Mitarbeiter_innen haben ab einer jährlichen Arbeitsunfähigkeit von sechs Wochen, Anspruch auf das sogenannte Betriebliche Eingliederungsmanagement (BEM) durch den Arbeitgeber. Der Gesetzgeber will damit unter anderem vermeiden, dass Menschen mit gesundheitlichen Einschränkungen den Kontakt zum Arbeitsleben verlieren. Arbeit dient neben der Existenzsicherung, auch der Sinnstiftung und Teilhabe am sozialen Leben. Dies muss auch möglich sein, wenn es zu gesundheitlichen Einschränkungen kommt - das gilt sowohl für körperliche, als auch für psychische Probleme. Der geflügelte, systemische Satz "Alles hängt mit allem zusammen" hilft uns hier weiter: Gesundheitliche Probleme können durch Arbeit entstehen oder verstärkt werden, sie können aber auch durch Arbeit gemildert werden und Teil des Heilungsprozesses sein.
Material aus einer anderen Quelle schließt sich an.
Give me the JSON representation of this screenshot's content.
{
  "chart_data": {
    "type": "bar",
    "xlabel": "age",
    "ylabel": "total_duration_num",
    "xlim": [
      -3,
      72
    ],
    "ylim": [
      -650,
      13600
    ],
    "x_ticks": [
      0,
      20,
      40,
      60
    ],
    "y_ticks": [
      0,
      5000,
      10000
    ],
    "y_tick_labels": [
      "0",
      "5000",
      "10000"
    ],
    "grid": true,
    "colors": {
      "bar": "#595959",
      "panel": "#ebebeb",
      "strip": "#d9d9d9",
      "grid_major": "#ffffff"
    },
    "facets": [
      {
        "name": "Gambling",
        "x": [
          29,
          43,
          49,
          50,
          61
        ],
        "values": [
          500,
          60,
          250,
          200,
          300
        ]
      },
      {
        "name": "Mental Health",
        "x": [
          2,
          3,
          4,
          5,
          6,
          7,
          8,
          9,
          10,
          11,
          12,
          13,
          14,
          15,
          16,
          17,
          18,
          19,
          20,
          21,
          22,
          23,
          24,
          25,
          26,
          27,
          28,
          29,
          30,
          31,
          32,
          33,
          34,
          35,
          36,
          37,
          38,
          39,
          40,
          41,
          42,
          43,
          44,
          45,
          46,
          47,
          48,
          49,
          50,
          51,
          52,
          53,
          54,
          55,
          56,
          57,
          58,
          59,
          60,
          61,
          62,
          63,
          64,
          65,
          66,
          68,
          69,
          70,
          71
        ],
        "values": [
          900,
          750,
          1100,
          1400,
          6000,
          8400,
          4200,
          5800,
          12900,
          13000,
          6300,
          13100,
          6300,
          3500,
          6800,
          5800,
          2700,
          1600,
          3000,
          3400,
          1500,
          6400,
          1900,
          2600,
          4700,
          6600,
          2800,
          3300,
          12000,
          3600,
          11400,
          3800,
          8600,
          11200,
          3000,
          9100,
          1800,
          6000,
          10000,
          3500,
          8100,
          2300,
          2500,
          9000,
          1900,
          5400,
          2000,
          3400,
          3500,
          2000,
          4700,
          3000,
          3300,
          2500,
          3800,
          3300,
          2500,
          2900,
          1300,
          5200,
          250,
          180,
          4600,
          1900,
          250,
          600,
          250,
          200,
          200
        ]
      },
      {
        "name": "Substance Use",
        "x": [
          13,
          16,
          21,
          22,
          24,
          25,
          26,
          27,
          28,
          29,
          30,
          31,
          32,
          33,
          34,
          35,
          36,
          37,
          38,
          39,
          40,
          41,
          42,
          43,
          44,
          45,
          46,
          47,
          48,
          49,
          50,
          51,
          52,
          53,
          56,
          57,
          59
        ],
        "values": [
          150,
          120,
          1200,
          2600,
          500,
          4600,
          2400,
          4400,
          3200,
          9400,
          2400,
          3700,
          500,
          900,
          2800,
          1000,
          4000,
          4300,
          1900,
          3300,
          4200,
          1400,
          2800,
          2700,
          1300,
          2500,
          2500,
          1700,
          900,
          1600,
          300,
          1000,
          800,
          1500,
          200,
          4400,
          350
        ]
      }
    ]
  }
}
Zum Beispiel bietet ein sicherer Arbeitsplatz oft Stabilität und Tagesstruktur, die helfen kann. Im Zentrum steht für mich im BEM die Frage, wie kann die individuelle Arbeit so gestaltet werden, dass sie gesundheitsförderlich ist?
Schnelle Lösungen im BEM?
Menschen nehmen das BEM zum Beispiel in Anspruch, wenn sie aufgrund von körperlichen Erkrankungen Ausfallzeiten haben. Dazu ein praktisches Beispiel: Eine Mitarbeiterin wollte nach überstandener Krebserkrankung ein BEM und wurde zu einem Gespräch in das zuständige, vierköpfige Integrationsteam eingeladen. Nachdem diese von der überstandenen Erkrankungen und der positiven Prognose hörten, schlug das Team eine langsame, stufenweise Wiedereingliederung vor, um die Arbeitsfähigkeit zu testen und die Leistungsfähigkeit Stück für Stück zu steigern. Die Mitarbeiterin erklärte sich zunächst einverstanden, widerrief aber dann wenige Tage danach ihre Zustimmung. Die Rückkehr an den Arbeitsplatz verzögerte sich, obwohl die Mitarbeiterin sich körperlich in der Lage sah. Was war passiert? Die Mitarbeiterin hatte von Beginn an große Sorge, dass die Kolleg_innen bei ihrer Rückkehr aufgrund der lebensbedrohlichen Erkrankung reserviert und unsicher reagieren würden. Im BEM-Gespräch wurde die Wiedereingliederung so schnell vorgeschlagen, dass sie ihre Sorge nicht benannte. Hinzu kam, dass die Führungskraft nicht beteiligt wurde, sondern lediglich die Information zur Wiedereingliederung mitgeteilt bekam. Sie reagierte der Mitarbeiterin gegenüber überrascht, so dass diese sich in ihren Befürchtungen bestätigt sah und sich zunächst nicht in der Lage fühlte, an den Arbeitsplatz zurückzukehren. Das BEM drohte zu scheitern.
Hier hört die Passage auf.